Мне кажется, и более мужественный человек не осмелился бы сказать правду.

- Жарко, - пролепетал я.

Он оскалился.

- Хы-ы-ы! Это не страшно...

Это, конечно, не страшно. Страшно другое...

Наконец, самая мучительная стадия кончилась. Я даже обрел некоторую надежду на спасение.

Но тут, синкопированной морзянкой раскатился перестук каблучков и нежный голосок позвал:

- Витали - ик! Тебя к телефону. - На каком этаже? - спросил он, неохотно вылезая из меня. - На нашем. - Иду. Шесть секунд.

Успев, в эти шесть секунд, больно ткнуть меня какой-то острой штукой, он в два прыжка исчез из кабинета.

Я остался в кресле - с раскрытым ртом, истекая кровью.

Вернулся Виталик нескоро. Вид у него был довольный, голос - расслабленный, а от халата едва уловимо пахло импортными духами.

На меня он посмотрел вполглаза, как смотрят на безнадежного больного. Похоже, после "разговора" он утерял ко мне всякий интерес. Покрутившись еще немного по комнате, он снова подошел ко мне и заглянул в рот. На его физиономии появилась гримаса разочарования. Я понял, что не оправдал его ожиданий.

- Зоя! - Снова закричал он. - Приготовь мне шить!

Меня это напугало. Без зубов еще можно прожить. Буду есть суп и пить молоко. Но если он зашьет мне рот, то я помру с голоду. Или буду жить на одной глюкозе - внутривенно...

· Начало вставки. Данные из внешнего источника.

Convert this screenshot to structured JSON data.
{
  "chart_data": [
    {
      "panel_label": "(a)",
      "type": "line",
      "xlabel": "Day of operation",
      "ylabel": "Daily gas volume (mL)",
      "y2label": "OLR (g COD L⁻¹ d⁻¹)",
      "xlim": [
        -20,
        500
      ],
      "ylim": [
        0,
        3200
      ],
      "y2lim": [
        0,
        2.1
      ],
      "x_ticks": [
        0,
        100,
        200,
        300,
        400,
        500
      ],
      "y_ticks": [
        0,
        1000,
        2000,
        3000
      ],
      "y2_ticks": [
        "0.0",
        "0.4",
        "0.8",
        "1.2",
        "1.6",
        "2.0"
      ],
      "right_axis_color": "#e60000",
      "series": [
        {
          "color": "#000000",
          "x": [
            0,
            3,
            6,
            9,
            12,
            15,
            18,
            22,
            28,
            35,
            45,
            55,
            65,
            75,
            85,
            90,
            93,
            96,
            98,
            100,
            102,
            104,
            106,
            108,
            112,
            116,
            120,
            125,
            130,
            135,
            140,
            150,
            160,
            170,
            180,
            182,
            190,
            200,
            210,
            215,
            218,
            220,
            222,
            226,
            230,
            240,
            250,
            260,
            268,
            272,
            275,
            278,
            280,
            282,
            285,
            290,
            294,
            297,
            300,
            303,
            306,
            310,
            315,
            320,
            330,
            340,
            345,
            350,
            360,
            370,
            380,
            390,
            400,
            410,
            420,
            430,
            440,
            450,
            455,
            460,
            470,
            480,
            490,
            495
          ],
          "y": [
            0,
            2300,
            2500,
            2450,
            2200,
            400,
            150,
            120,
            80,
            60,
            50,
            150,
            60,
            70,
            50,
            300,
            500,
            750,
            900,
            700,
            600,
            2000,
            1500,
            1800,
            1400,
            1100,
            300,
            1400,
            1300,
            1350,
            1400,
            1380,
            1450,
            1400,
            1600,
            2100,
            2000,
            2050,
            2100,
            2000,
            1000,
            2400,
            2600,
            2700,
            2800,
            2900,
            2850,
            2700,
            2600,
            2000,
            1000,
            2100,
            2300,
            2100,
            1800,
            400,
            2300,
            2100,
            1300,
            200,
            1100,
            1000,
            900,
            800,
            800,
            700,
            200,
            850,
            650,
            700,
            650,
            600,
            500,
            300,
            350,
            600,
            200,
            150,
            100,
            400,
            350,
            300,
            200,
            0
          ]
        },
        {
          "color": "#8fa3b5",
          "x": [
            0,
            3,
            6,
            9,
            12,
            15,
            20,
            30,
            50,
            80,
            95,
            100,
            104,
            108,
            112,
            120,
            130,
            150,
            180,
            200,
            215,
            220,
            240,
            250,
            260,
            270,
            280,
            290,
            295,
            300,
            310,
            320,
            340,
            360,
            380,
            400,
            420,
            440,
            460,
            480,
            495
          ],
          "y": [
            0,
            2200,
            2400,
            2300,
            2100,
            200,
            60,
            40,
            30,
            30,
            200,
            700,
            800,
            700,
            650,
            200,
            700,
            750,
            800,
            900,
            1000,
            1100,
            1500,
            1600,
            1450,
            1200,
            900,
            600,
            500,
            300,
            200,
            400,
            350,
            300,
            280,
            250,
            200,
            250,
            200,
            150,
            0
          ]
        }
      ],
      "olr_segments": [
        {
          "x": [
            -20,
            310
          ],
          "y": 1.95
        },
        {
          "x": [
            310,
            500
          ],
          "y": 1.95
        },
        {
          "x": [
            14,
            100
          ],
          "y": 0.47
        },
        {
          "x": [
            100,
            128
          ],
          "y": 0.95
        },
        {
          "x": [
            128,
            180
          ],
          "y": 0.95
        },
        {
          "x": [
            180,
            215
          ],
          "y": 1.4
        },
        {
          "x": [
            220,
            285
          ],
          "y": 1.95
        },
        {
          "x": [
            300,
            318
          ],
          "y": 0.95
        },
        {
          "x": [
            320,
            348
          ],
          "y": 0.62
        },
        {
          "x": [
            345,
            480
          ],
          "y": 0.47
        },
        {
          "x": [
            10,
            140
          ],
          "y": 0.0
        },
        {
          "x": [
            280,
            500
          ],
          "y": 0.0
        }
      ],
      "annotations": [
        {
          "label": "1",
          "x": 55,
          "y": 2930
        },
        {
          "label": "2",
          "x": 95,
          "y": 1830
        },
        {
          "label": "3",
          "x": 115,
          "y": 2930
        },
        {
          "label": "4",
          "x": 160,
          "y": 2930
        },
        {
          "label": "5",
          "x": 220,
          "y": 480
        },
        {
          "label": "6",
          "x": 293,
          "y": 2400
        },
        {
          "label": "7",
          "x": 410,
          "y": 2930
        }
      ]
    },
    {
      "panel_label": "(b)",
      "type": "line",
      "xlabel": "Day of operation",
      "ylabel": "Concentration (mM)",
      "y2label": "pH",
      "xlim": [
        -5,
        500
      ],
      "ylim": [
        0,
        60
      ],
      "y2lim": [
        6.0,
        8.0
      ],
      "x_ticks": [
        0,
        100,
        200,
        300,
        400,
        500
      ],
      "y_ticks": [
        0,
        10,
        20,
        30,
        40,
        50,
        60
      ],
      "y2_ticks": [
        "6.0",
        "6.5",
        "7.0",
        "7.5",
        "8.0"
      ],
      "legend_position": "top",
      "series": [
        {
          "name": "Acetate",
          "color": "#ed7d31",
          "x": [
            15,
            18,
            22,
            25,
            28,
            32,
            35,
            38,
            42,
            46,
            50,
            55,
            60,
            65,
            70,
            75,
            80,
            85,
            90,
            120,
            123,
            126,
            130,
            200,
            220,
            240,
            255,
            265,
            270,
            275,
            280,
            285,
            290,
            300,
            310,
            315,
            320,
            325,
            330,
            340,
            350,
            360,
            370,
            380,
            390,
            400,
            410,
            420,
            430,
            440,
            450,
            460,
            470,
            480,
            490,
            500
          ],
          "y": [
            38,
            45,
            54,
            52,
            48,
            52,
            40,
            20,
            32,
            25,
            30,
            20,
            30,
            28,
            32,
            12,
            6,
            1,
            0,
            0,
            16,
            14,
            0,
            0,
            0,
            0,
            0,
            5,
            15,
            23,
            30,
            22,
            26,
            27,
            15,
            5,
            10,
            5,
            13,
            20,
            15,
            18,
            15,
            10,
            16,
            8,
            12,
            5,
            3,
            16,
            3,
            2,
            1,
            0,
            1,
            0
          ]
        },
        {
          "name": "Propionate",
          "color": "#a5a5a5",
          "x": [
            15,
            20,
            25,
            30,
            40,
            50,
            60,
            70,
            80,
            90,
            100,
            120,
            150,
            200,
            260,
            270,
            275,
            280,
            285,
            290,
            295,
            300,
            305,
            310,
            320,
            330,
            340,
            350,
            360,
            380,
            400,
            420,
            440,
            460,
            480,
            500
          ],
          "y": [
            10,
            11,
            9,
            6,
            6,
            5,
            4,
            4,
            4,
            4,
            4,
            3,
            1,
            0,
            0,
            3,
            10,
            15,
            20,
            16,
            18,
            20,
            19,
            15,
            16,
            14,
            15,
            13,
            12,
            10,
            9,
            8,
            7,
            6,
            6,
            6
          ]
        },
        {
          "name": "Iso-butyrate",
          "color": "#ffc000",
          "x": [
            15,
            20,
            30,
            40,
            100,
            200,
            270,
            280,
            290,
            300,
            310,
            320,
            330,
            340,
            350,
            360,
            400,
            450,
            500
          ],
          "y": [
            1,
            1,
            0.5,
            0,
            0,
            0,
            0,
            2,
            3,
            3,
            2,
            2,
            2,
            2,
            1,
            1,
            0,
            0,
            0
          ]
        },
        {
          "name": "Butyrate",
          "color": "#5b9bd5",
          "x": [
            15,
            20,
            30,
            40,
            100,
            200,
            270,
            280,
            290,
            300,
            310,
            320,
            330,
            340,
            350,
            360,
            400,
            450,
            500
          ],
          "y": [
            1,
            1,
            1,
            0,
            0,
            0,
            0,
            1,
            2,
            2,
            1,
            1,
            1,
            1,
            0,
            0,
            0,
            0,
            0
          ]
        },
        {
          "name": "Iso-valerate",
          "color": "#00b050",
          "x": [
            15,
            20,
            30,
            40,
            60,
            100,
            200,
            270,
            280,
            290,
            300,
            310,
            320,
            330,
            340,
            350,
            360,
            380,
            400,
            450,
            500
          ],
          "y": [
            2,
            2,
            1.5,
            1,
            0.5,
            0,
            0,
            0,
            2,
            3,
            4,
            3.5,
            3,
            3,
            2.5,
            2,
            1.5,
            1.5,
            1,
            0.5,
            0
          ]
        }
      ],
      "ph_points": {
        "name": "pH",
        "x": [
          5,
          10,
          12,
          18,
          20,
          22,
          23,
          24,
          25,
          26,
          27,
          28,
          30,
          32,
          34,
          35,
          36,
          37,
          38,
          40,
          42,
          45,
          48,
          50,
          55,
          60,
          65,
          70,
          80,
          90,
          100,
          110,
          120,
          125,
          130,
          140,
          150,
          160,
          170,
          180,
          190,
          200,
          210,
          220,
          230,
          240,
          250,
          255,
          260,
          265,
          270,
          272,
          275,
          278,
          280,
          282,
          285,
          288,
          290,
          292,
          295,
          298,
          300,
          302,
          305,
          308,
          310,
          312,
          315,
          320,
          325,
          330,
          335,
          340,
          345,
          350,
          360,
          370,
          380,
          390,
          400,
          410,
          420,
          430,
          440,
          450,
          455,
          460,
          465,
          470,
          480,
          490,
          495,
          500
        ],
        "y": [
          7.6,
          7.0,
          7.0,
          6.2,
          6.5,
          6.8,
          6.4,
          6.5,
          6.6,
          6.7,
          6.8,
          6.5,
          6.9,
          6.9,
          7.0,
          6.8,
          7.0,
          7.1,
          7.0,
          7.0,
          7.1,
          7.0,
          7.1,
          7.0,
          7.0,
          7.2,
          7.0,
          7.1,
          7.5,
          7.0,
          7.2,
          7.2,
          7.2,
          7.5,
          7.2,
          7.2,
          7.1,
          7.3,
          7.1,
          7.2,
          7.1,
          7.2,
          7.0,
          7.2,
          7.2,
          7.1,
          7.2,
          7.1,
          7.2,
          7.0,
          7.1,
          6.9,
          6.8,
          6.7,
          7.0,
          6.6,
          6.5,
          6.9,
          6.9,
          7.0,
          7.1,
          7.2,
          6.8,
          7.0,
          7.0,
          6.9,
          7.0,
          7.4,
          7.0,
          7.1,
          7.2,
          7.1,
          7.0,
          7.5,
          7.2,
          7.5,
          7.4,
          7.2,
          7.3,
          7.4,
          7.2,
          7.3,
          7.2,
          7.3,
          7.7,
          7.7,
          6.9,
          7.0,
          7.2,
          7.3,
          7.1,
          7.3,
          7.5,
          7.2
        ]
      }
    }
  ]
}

Пока я размышлял над этой мрачной перспективой, он выхватил из кармана огромный пинцет, навроде того, каким Дуремар вытаскивал пиявок из банки, чтобы поставить их за уши Карабасу-Барабасу, достал из коробки на столе кривую иглу - ничего прямого и правильного в его хозяйстве, наверное, и не водилось - и принялся орудовать этими инструментами с такой же ловкостью, с какой слон управляется в посудной лавке. Закончив шитье, он принялся вязать узел. Возможно, когда-то его и учили, но с тех пор он изрядно подзабыл это искусство.

Попыхтев, он соорудил, наконец, нечто похожее на "бантик" и принялся затягивать концы. Разумеется, нитка оказалась слишком деликатной для него и немедленно лопнула. Грязно выругавшись, он снова взялся за пинцет и иголку...

Не помню, как я очутился дома. Возможно, меня подобрали прохожие. Рот у меня был набит ватой - наверное, я пытался кричать - и тогда он напихал ее туда вместо кляпа. Пиджак перемазан кровью. Многих зубов недоставало...

Но, слава Богу, я вырвался оттуда живым!